Achieving this objective will give the aircraft manufacturers within AVERT confidence that emerging flow control technologies can be industrialised to the point of practical and beneficial application to an aircraft.


AVERT aims for a 10% improvement in cruise lift-to-drag ratio in addition to that promised by the ‘pro-green’ configuration, due to direct reductions in profile drag and by unlocking traditional design constraints to reduce vortex drag.

Several flow control technologies have emerged recently that are considered to show sufficient promise, which might be usefully applied to an aircraft in order to reduce drag, either directly or by enabling variations in design that would result in lower drag. AVERT will investigate this selection of devices further with the development focused closely on industrial application. This activity will link directly with the work on manufacturing and control technologies, and will be constantly reviewed by industrial partners. This industrial review will assess the viability and gross performance benefits of the devices when applied to full-scale aircraft.

The following describes the five technical objectives of the AVERT project:

  • Exploration and development of flow-control technologies for high-speed application;
  • Exploration and development of flow-control technologies for low-speed application;
  • Development of manufacturing and control technologies for sensors and actuators;
  • Industrial validation of flow-control technology;
  • Industrial assessment of flow-control technologies.

Description of work

Devices suitable for high-speed application include active transition control, passive and active turbulent skin friction, drag reduction and active buffet control.

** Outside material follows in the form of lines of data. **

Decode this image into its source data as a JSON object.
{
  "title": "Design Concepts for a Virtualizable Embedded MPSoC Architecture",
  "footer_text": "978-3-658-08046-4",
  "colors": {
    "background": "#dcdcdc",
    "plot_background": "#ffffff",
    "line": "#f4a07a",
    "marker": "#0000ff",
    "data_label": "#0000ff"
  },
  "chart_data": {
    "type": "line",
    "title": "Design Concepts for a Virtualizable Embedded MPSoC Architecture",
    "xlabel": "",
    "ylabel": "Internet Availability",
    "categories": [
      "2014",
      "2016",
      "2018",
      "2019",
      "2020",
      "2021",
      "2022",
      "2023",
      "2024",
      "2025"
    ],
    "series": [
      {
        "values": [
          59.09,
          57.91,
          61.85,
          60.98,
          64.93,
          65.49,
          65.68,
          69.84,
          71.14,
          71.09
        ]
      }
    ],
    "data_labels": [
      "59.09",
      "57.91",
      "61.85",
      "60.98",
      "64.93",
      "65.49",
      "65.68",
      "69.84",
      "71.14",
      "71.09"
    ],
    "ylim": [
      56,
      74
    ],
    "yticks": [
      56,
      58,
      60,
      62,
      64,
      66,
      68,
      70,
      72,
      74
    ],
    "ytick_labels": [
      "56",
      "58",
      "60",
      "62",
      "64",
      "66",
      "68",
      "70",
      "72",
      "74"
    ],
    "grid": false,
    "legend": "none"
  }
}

Devices suitable for low-speed application include those which produce oscillatory blowing in a flap gap, and synthetic and fluidic jets for controlling flow separation at the leading edge.

The successful industrialisation and application of arrays of flow-control devices onto an aircraft will be highly dependent on the ability to manufacture and install them. Recent advances in MEMS technology (MEMS: microelectromechanical systems) have provided AVERT with the first real opportunity to assess and develop manufacturing processes for large volume production of flow-control devices. Additionally, by drawing on expertise from the field of structural health monitoring, optimisation of the type and distribution of the appropriate devices will be possible, together with the development of advanced means to control them such as open and closed loop systems.

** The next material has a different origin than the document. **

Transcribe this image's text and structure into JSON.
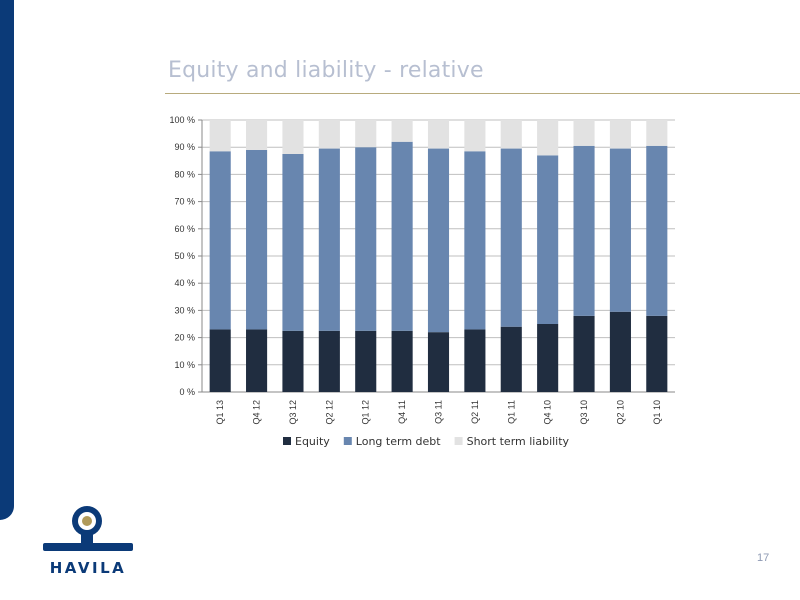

Part of this process will be the validation that the manufacturing processes can deliver arrays of devices in sufficient quantity, quality and durability for industrial application. The final step prior to the inclusion of any of these technologies in the product design process will be a large-scale wind tunnel validation. This will evaluate possible performance gains and provide the final and most rigorous set of performance data for industrial assessment.


The expected results are:

  • Quantitative performance of each of the high-speed flow-control technologies;
  • Identification of promising flow-control technologies for high-speed application through the use of the performance results in an industrial assessment process;
  • Specification of the devices selected for industrial validation;
  • Quantitative performance results for each of the low-speed flow-control technologies;
  • Identification of promising flow-control technologies for low-speed application through the use of the performance results in an industrial assessment process;
  • Specification of the devices selected for industrial validation;
  • Feasibility studies concerning the manufacturing processes and costs of selected devices;
  • Control laws for closed loop actuator systems;
  • Optimisation tools for signal specification and array design for devices aimed at T-S instabilities;
  • An array, or arrays, of selected devices manufactured to specifications resulting from the device development activity;
  • Testing of these devices to measure their quality, performance and durability;
  • Modification of one low-speed wind tunnel model and one high-speed wind tunnel model to incorporate selected devices;
  • Test results from wind tunnel tests of the modified models;
  • Validated performance characteristics of the selected devices.